Tema da mais alta complexidade para os atores jurídicos em geral, e principalmente para Polícia Judiciária, diz respeito ao limite existente entre a licitude e a ilicitude da prova obtida. Há divergências entre a doutrina, tribunais superiores e o STF em relação a obtenção de provas ou de elementos informativos (inquérito) em questões que envolvem a privacidade e intimidade da pessoa, como por exemplo, dentre outras, a gravação de conversa entre interlocutores, o acesso ao conteúdo de celular ou aparelhos eletrônicos apreendidos e a utilização de meios tecnológicos não usuais para obtenção de provas.

O encarregado de IPM não pode, portanto, gravar, de forma clandestina, conversa com o investigado. É preciso informá-lo que a conversa está sendo gravada e adverti-lo previamente sobre seu direito de permanecer em silêncio. Do contrário, omitidas tais advertências e sendo eventualmente obtida a confissão, todo procedimento será considerado ilícito. Todavia, se um dos interlocutores gravar uma conversa havida entre ambos, fora de um contexto investigativo e, desde que não haja entre eles relação de confidencialidade (cliente e advogado), tal prova tem sido considerada lícita pelos tribunais, inclusive o STF.

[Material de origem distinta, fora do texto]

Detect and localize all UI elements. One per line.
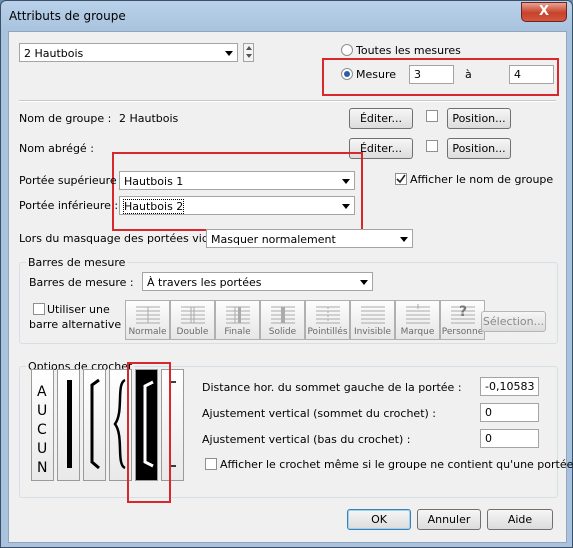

O acesso aos dados contidos em celulares e em computadores só pode ser feito mediante autorização judicial. Da mesma forma, o eventual uso de aparelhos tecnológicos não usuais e invasivos para obtenção de provas é ilegal.

Constitui abuso de autoridade e violação dos direitos humanos não permitir que o defensor tenha acesso às peças documentadas nos autos de inquérito.

Uma vez encarcerado o autor de um fato delituoso, seja em decorrência de prisão preventiva decretada pelo judiciário, seja decorrente de prisão em flagrante, o tratamento a ele dispensado deve ser de acordo com os princípios inerentes à dignidade humana. Além de respeito e humanidade, ao preso deverá ser destinada uma cela higienizada com ventilação, banheiro adequado, roupa de cama limpa, pelo menos três refeições diárias e banho de sol diário.

Outras condutas, a seguir descritas, previstas na Lei 13869/2019, além de violarem flagrantemente os direitos humanos, merecem especial atenção por parte do encarregado de IPM, uma vez que configuram crime de abuso de autoridade:

- Decretar a condução coercitiva de testemunha ou investigado manifestamente descabida ou sem prévia intimação de comparecimento ao juízo:

- Deixar injustificadamente de comunicar prisão em flagrante à autoridade judiciária no prazo legal:

- Deixar de entregar ao preso, no prazo de 24 (vinte e quatro) horas, a nota de culpa, assinada pela autoridade, com o motivo da prisão e os nomes do condutor e das testemunhas;

- Constranger o preso ou o detento, mediante violência, grave ameaça ou redução de sua capacidade de resistência, a:

- Exibir-se ou ter seu corpo ou parte dele exibido à curiosidade pública;

- Submeter-se a situação vexatória ou a constrangimento não autorizado em lei;I

- Produzir prova contra si mesmo ou contra terceiro

- Prosseguir com o interrogatório de pessoa que tenha decidido exercer o direito ao silêncio; ou de pessoa que tenha optado por ser assistida por advogado ou defensor público, sem a presença de seu patrono.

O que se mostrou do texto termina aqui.